Nefes kestiler

Haberin Devamı ›
İki tarafın da birbirini yokladığı, buna göre pozisyon alma hazırlığı yaptığı dönemde gelen iki gol gariptir; geriye düşeni değil, öne geçen tarafı, yani Trabzonspor’u en azından bir süreliğine şaşırttı. Fenerbahçe tempoyu yükseltti, ev sahibi ekip buna ayak uydurdu, maç böyle devam etti. Bir o bir bu taraf derken, pozisyonlar, goller baş döndürdü adeta.
Bu tempoda çabuk adamların önemi büyüktür. Trabzonspor, bu anlamda kötü günündeki Alanzinho’yu kullanamadı. Ama Aykut Kocaman, benzer özellikleri olan Stoch’u, Trabzonspor’un farkı yine ikiye çıkardığı anlarda erken sahaya sürüp oyunu dengeledi.
Karşılığını da çabuk aldı.
Bu tempoyu uzun soluklu sürdürmek, üstelik nem oranı yüksek bir havada kolay değildi. Buna rağmen iki taraf da 70 dakika süreyle izleyenleri heyecandan yerlerinde oturtmadı. Bu tür maçların affı yoktur, yakaladın mı atacaksın. Ama ikinci yarının başlamasıyla birlikte, hatta ilk 10 dakikada Trabzonspor tam üç kez, ikinci 10 dakikasında ise Fenerbahçe iki kez çok net fırsatları inanılmaz biçimde kaçırdı. İşte bunlar yüksek tempolu ve kaliteli bu futbola yakışmadı. Yetmedi, Bordo- Mavililer’in en verimsiz oyuncusu konumundaki Colman, maçtaki tek olumlu hareketiyle ürettiği penaltıyı kendi harcadı.
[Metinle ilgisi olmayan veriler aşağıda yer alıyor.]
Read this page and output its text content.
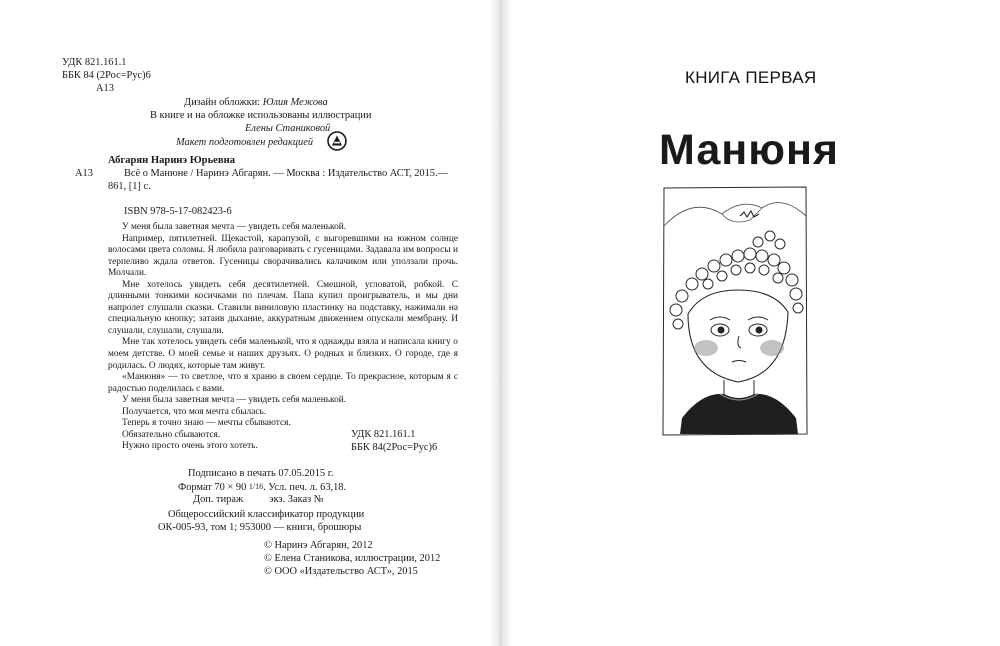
УДК 821.161.1
ББК 84 (2Рос=Рус)6
А13
Дизайн обложки: Юлия Межова
В книге и на обложке использованы иллюстрации
Елены Станиковой
Макет подготовлен редакцией
А13
Абгарян Наринэ Юрьевна
Всё о Манюне / Наринэ Абгарян. — Москва : Издательство АСТ, 2015.—
861, [1] с.
ISBN 978-5-17-082423-6

У меня была заветная мечта — увидеть себя маленькой.

Например, пятилетней. Щекастой, карапузой, с выгоревшими на южном солнце волосами цвета соломы. Я любила разговаривать с гусеницами. Задавала им вопросы и терпеливо ждала ответов. Гусеницы сворачивались калачиком или уползали прочь. Молчали.

Мне хотелось увидеть себя десятилетней. Смешной, угловатой, робкой. С длинными тонкими косичками по плечам. Папа купил проигрыватель, и мы дни напролет слушали сказки. Ставили виниловую пластинку на подставку, нажимали на специальную кнопку; затаив дыхание, аккуратным движением опускали мембрану. И слушали, слушали, слушали.

Мне так хотелось увидеть себя маленькой, что я однажды взяла и написала книгу о моем детстве. О моей семье и наших друзьях. О родных и близких. О городе, где я родилась. О людях, которые там живут.

«Манюня» — то светлое, что я храню в своем сердце. То прекрасное, которым я с радостью поделилась с вами.

У меня была заветная мечта — увидеть себя маленькой.

Получается, что моя мечта сбылась.

Теперь я точно знаю — мечты сбываются.

Обязательно сбываются.

Нужно просто очень этого хотеть.

УДК 821.161.1
ББК 84(2Рос=Рус)6
Подписано в печать 07.05.2015 г.
Формат 70 × 90 1/16. Усл. печ. л. 63,18.
Доп. тираж          экз. Заказ №
Общероссийский классификатор продукции
ОК-005-93, том 1; 953000 — книги, брошюры
© Наринэ Абгарян, 2012
© Елена Станикова, иллюстрации, 2012
© ООО «Издательство АСТ», 2015
КНИГА ПЕРВАЯ
Манюня
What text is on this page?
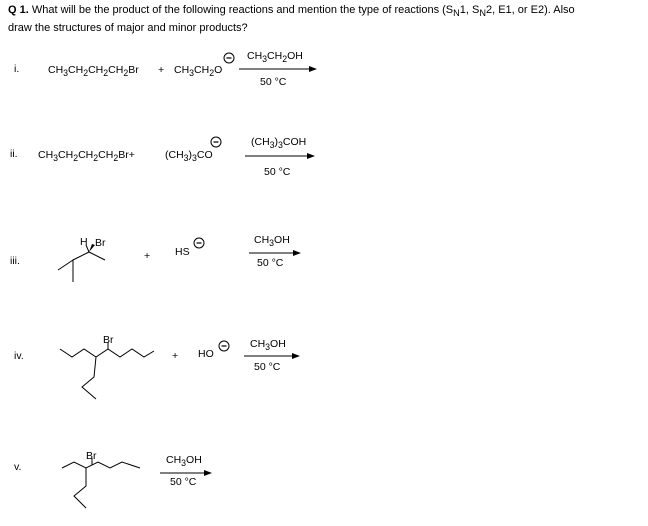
Q 1. What will be the product of the following reactions and mention the type of reactions ($S_N1$, $S_N2$, E1, or E2). Also
draw the structures of major and minor products?
i.	$CH_3CH_2CH_2CH_2Br + CH_3CH_2O$
$CH_3CH_2OH$
50 °C
ii. $CH_3CH_2CH_2CH_2Br+$	$(CH_3)_3CO$
$(CH_3)_3COH$
50 °C
iii.
H Br
+ HS
$CH_3OH$
50 °C
iv.
Br
+ HO
$CH_3OH$
50 °C
v.
Br	$CH_3OH$
50 °C
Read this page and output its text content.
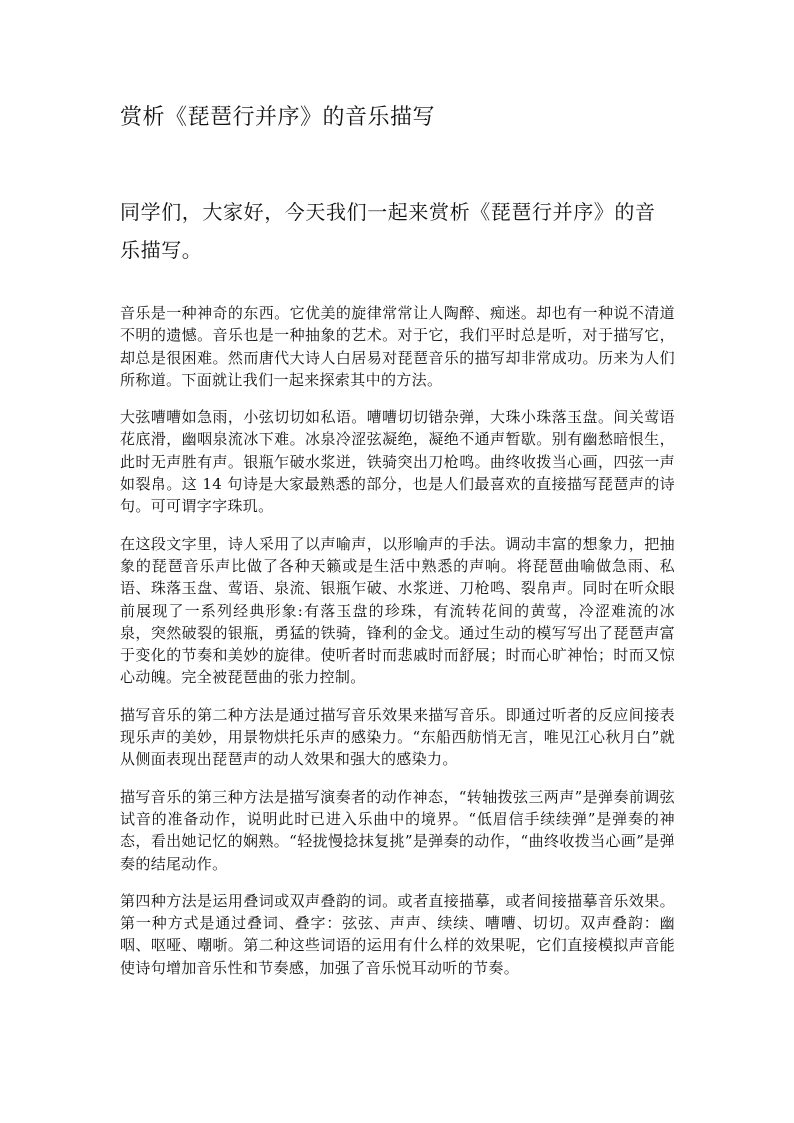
赏析《琵琶行并序》的音乐描写
同学们，大家好，今天我们一起来赏析《琵琶行并序》的音乐描写。

音乐是一种神奇的东西。它优美的旋律常常让人陶醉、痴迷。却也有一种说不清道不明的遗憾。音乐也是一种抽象的艺术。对于它，我们平时总是听，对于描写它，却总是很困难。然而唐代大诗人白居易对琵琶音乐的描写却非常成功。历来为人们所称道。下面就让我们一起来探索其中的方法。

大弦嘈嘈如急雨，小弦切切如私语。嘈嘈切切错杂弹，大珠小珠落玉盘。间关莺语花底滑，幽咽泉流冰下难。冰泉冷涩弦凝绝，凝绝不通声暂歇。别有幽愁暗恨生，此时无声胜有声。银瓶乍破水浆迸，铁骑突出刀枪鸣。曲终收拨当心画，四弦一声如裂帛。这 14 句诗是大家最熟悉的部分，也是人们最喜欢的直接描写琵琶声的诗句。可可谓字字珠玑。

在这段文字里，诗人采用了以声喻声，以形喻声的手法。调动丰富的想象力，把抽象的琵琶音乐声比做了各种天籁或是生活中熟悉的声响。将琵琶曲喻做急雨、私语、珠落玉盘、莺语、泉流、银瓶乍破、水浆迸、刀枪鸣、裂帛声。同时在听众眼前展现了一系列经典形象:有落玉盘的珍珠，有流转花间的黄莺，冷涩难流的冰泉，突然破裂的银瓶，勇猛的铁骑，锋利的金戈。通过生动的模写写出了琵琶声富于变化的节奏和美妙的旋律。使听者时而悲戚时而舒展；时而心旷神怡；时而又惊心动魄。完全被琵琶曲的张力控制。

描写音乐的第二种方法是通过描写音乐效果来描写音乐。即通过听者的反应间接表现乐声的美妙，用景物烘托乐声的感染力。“东船西舫悄无言，唯见江心秋月白”就从侧面表现出琵琶声的动人效果和强大的感染力。

描写音乐的第三种方法是描写演奏者的动作神态，“转轴拨弦三两声”是弹奏前调弦试音的准备动作，说明此时已进入乐曲中的境界。“低眉信手续续弹”是弹奏的神态，看出她记忆的娴熟。“轻拢慢捻抹复挑”是弹奏的动作，“曲终收拨当心画”是弹奏的结尾动作。

第四种方法是运用叠词或双声叠韵的词。或者直接描摹，或者间接描摹音乐效果。第一种方式是通过叠词、叠字：弦弦、声声、续续、嘈嘈、切切。双声叠韵：幽咽、呕哑、嘲哳。第二种这些词语的运用有什么样的效果呢，它们直接模拟声音能使诗句增加音乐性和节奏感，加强了音乐悦耳动听的节奏。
Maçın kalan 15 dakikalık bölümünde iki tarafta da baş gösteren yorgunluk belirtileri, oyun disiplininin kaybolmasına neden oldu. Fenerbahçe kontrolsüz yüklendi, Trabzonspor kapandı, çabuk çıkıp karşılık vermeye çalıştı. Ancak bu işte kullanacağı oyuncular sahada olmayınca da etkili olmadı.
Tek farkı korumayı doğal olarak başarı saydı. Aykut Kocaman’ın maçı kurtarma, olmazsa en azından beraberlik adına Alex hamlesi de tutmadı. Dahası kulübede tutma kararının haklılığı da kötü performansıyla kanıtlandı.